The President’s Man
Reggie Love, a two-sport athlete at Duke and former 'body man' to President Obama, shared insights from his experiences on the athletic and political fields when he spoke as part of the Tisch College Distinguished Speaker Series.
If you’re looking for a bit of trivia to stump your friends, try this: Who has shared the court with NBA All-Stars, babysat a European head of state’s son, spent one-on-one time with Jay-Z, played for the Dallas Cowboys, and been the closest man on the planet to the President of the United States? The answer is Reggie Love, a former two-sport star at Duke and former personal aide to President Barack Obama, who last month added an admittedly less impressive item to his resume when he visited Tufts University as part of the Tisch College Distinguished Speaker Series.
Love spoke in conversation with Tisch College Dean Alan D. Solomont, who as former U.S. ambassador to Spain also used to report to President Obama. The event, presented in conjunction with Tufts Athletics and cosponsored by the Department of Political Science, drew a sizable audience that combined student-athletes and political junkies, and Love spoke about his experiences in both realms as well as the intersections between them.
Hard work on and off the court
An NCAA champion basketball player and a four-year starter at wide receiver, the lessons Love learned on the court and on the field—perseverance, teamwork, leadership, sacrifice—helped him rise from an intern in then-Senator Obama’s mailroom to the president’s ‘body’ man during the campaign and through the first three years of his presidency, a position the New York Times described as “shadow, caretaker, basketball buddy and roving diplomat.”
Love drew some parallels between his two famous ‘bosses,’ President Obama and legendary Duke coach Mike Krzyzewski. “There is something very special about the ability to inspire, to get people to believe they can do more than what they actually think they can do,” he said. “They get people to believe that there’s something that’s bigger than the individual, and that as part of a team, as part of a group, you can have more success.”
Love did, however, point out some notable differences, saying that while no schedule compares with that of a presidential candidate or of the leader of the free world, at least President Obama never made him run until he threw up after a disappointing performance.
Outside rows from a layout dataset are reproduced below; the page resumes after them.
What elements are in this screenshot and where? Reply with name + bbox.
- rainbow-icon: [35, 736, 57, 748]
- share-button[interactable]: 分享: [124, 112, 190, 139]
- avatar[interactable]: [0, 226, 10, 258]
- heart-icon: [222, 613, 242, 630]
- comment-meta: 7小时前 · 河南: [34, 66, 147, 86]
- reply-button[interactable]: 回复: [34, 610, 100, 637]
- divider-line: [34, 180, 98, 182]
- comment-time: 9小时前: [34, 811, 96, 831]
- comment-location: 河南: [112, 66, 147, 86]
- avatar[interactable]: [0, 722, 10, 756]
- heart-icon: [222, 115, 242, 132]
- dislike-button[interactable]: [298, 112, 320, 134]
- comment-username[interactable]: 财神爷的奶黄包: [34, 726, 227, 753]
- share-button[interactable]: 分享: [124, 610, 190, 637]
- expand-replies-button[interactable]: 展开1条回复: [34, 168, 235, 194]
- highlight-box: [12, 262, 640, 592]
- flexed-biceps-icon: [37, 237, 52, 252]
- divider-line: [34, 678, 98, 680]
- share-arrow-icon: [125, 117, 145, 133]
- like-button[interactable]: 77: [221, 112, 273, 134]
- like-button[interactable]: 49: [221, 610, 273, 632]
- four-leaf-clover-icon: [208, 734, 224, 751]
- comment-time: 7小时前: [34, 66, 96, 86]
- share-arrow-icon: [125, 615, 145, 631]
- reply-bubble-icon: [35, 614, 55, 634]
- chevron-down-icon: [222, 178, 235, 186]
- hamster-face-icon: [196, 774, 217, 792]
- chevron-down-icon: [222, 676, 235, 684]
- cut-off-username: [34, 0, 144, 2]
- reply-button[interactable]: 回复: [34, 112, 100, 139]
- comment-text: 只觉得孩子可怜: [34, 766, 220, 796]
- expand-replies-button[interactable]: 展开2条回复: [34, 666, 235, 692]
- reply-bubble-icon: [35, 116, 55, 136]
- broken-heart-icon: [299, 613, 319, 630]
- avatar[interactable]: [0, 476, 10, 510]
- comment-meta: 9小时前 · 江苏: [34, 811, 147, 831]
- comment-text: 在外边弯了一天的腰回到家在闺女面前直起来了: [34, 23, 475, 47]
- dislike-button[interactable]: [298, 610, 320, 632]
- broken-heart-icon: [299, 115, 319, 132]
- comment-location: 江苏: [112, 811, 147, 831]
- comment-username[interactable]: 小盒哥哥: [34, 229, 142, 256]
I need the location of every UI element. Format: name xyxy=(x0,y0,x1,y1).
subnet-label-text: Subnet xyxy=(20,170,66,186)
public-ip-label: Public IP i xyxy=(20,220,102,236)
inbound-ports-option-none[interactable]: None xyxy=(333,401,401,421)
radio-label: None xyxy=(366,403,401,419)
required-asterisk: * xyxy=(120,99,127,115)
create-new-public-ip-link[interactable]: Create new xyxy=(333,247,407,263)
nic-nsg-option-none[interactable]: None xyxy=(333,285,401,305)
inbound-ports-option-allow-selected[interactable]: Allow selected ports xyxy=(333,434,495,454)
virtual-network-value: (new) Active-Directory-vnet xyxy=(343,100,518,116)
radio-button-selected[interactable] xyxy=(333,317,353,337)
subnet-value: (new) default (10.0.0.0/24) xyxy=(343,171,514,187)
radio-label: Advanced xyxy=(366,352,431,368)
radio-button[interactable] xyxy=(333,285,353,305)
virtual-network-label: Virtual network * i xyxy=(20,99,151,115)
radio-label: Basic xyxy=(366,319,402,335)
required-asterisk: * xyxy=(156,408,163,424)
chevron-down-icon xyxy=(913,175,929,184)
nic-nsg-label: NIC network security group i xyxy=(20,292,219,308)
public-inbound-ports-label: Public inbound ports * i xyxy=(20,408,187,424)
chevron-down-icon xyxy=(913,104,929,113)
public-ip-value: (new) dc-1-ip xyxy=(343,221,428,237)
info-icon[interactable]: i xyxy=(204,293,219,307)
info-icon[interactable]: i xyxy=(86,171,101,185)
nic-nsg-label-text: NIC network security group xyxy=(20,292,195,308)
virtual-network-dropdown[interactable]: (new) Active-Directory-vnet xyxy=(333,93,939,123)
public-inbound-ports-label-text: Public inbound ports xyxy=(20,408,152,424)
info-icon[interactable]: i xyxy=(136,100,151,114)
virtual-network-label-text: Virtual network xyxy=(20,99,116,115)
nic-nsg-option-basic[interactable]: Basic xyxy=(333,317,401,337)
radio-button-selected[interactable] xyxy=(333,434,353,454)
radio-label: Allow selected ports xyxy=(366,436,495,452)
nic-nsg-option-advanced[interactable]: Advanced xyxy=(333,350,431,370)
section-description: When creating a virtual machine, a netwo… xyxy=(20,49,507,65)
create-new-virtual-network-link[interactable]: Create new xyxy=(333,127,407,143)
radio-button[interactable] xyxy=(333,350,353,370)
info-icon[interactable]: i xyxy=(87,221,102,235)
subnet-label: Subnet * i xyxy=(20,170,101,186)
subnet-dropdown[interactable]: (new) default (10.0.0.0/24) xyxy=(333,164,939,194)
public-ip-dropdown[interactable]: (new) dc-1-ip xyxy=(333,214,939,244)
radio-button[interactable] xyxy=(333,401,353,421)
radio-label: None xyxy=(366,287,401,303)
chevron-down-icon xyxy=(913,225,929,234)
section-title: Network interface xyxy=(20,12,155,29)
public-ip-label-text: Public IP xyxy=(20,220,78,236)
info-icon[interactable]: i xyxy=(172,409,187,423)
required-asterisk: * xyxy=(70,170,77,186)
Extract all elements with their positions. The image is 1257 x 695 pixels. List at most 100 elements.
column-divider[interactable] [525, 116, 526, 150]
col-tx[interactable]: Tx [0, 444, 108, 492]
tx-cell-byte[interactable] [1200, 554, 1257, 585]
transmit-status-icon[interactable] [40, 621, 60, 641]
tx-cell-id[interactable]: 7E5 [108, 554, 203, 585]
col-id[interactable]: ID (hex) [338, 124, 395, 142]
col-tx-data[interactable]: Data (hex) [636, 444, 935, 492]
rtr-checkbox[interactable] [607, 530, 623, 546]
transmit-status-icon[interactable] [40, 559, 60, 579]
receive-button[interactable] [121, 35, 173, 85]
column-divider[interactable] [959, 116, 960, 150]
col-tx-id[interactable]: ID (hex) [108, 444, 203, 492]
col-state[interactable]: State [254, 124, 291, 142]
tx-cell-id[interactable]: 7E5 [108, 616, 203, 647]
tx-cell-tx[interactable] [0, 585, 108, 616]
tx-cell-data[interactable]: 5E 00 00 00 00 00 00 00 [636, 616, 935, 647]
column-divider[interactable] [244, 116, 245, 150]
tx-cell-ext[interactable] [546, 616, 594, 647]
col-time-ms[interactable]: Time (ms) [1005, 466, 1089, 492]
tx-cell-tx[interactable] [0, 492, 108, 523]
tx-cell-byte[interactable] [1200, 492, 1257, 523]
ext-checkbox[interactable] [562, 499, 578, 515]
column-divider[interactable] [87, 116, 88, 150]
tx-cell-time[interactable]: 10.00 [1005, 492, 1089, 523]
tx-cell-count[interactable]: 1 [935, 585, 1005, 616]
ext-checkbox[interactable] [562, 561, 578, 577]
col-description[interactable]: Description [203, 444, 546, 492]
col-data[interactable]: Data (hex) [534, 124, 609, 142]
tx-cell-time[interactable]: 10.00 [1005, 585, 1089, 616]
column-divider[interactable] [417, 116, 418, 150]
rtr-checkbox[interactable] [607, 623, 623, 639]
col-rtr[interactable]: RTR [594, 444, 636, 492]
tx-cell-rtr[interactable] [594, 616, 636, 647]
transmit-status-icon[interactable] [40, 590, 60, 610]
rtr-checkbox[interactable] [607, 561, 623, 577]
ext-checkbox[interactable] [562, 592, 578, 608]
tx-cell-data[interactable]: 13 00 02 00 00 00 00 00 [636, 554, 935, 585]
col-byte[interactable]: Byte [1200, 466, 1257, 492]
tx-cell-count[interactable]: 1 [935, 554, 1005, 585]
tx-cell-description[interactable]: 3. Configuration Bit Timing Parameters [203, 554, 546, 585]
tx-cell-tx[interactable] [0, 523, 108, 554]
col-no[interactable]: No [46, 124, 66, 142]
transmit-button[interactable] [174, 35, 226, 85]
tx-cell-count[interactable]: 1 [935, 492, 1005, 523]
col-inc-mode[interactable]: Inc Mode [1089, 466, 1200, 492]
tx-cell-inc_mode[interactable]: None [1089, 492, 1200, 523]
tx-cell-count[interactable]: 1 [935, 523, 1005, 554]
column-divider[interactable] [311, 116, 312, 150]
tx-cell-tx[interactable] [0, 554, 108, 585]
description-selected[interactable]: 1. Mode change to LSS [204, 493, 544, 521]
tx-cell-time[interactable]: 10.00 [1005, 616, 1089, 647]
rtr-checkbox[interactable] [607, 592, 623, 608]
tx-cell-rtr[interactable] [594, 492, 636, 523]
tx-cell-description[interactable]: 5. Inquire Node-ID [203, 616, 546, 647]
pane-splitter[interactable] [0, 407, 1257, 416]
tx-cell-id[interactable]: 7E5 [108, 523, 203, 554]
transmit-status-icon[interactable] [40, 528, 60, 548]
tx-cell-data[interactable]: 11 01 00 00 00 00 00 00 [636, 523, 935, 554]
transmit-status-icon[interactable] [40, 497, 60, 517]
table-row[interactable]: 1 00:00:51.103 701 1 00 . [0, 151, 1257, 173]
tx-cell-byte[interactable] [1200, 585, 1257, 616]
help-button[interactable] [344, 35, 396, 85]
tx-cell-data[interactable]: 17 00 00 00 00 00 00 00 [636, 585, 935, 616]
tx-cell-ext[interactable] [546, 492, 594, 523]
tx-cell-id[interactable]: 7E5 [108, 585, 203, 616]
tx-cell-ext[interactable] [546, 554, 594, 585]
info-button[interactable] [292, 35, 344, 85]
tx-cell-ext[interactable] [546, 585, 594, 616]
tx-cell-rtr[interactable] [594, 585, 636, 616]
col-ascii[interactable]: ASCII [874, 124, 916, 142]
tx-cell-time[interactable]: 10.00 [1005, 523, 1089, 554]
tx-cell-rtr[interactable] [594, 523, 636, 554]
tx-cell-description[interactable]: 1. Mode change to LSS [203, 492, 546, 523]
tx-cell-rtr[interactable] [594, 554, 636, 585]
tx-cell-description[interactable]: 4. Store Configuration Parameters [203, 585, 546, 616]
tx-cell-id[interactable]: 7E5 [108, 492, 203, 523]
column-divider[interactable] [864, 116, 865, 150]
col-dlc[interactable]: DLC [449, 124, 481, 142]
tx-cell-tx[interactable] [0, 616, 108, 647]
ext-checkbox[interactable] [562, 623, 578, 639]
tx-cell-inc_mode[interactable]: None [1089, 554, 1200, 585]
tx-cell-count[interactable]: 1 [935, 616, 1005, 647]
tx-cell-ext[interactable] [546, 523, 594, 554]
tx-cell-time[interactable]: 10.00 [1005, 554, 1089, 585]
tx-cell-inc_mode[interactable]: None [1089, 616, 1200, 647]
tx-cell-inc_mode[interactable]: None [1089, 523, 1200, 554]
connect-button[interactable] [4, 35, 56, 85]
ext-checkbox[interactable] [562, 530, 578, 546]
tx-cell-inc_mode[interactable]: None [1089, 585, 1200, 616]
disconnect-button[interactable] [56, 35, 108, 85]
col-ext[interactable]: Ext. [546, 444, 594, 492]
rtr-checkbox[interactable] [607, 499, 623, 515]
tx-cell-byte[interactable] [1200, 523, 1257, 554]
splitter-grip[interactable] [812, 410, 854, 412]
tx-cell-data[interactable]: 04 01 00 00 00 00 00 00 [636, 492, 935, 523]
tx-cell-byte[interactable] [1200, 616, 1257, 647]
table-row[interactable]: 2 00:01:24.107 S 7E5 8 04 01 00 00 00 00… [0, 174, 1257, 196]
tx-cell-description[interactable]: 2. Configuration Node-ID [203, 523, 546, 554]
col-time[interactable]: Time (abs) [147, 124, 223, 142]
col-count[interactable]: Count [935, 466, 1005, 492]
The hard work and long hours, he says, were worth it. Love, who had always been passionate about education and equal opportunity, found his work alongside the President rewarding and instructive—in fact, he titled his memoir Power Forward: My Presidential Education. That education on complex policy issues, on the global economy, and on the levers of power, made the work exciting but also frustrating, a sentiment shared by many of the Tufts students in attendance and by so many young people across America in this current moment of hyperpartisanship.
“It’s hard to be in the public sector because you turn on the television and all you hear and read about is gridlock and how nothing is getting done,” said Love. “If you ever decide to get there and you realize how hard it is to actually put a coalition together, to get something done that’s impactful—the healthcare battle started in 2009 and we just got a final decision on it this year—it’s hard going into these things knowing that a lot of the issues and causes you want to work on and have impact on don’t happen overnight.”
But for those who are up to the challenge, Love said, politics and public service can be a uniquely rewarding experience and an unparalleled vehicle to effect change. “Sometimes it takes many years, and you don’t necessarily get the reward you want when you want it. And it takes a lot of patience, and a lot of guts, and a lot of hard work,” he said. “But if you’re up for it, and you go into it understanding potentially that’s how it works out, it’ll be an experience you can’t get any other place.”
Fortunately for Love, working for the man with the country’s top job had its share of benefits to balance out the frustrations, and Love shared some of his favorite stories from life in the West Wing.
“Some of the experiences were amazing because they gave me new perspective and some of them were amazing because they were just cool,” confessed Love, like the time he hung out with Jay-Z in the Map Room before Beyoncé’s performance at the 2010 Mexico state dinner.
Another time, like an experienced sixth-man, he ‘subbed in’ for President Obama’s daughters Sasha and Malia and had dinner with then-French President Nicolas Sarkozy’s nine-year-old son. President Sarkozy gave Love a big hug the next time they saw each other: “I guess he raved so much to his father and mother afterward about all the things he got to see and talk about that Sarkozy now thinks of me as part of his family.”
Beyond the meetings with celebrities and world leaders that now serve as amusing anecdotes, Love’s time with the President had a profound impact on him and informed the way he approaches issues, conflicts and conversations. When a student asked how he handled disagreements with President Obama, Love said his strategy is to always ask a question. “Why do you look at it this way? Most people have some reasoning behind it, and he’s a very rational, reasonable person and will have a conversation with anyone that is rational and reasonable.”
Love has continued to practice and nurture this approach, and that he offered as a valuable piece of advice for young people who seek to make a difference in the world. “I challenge each of your to have the perspective and patience to have a conversation with someone outside your community and to continue that throughout your life.”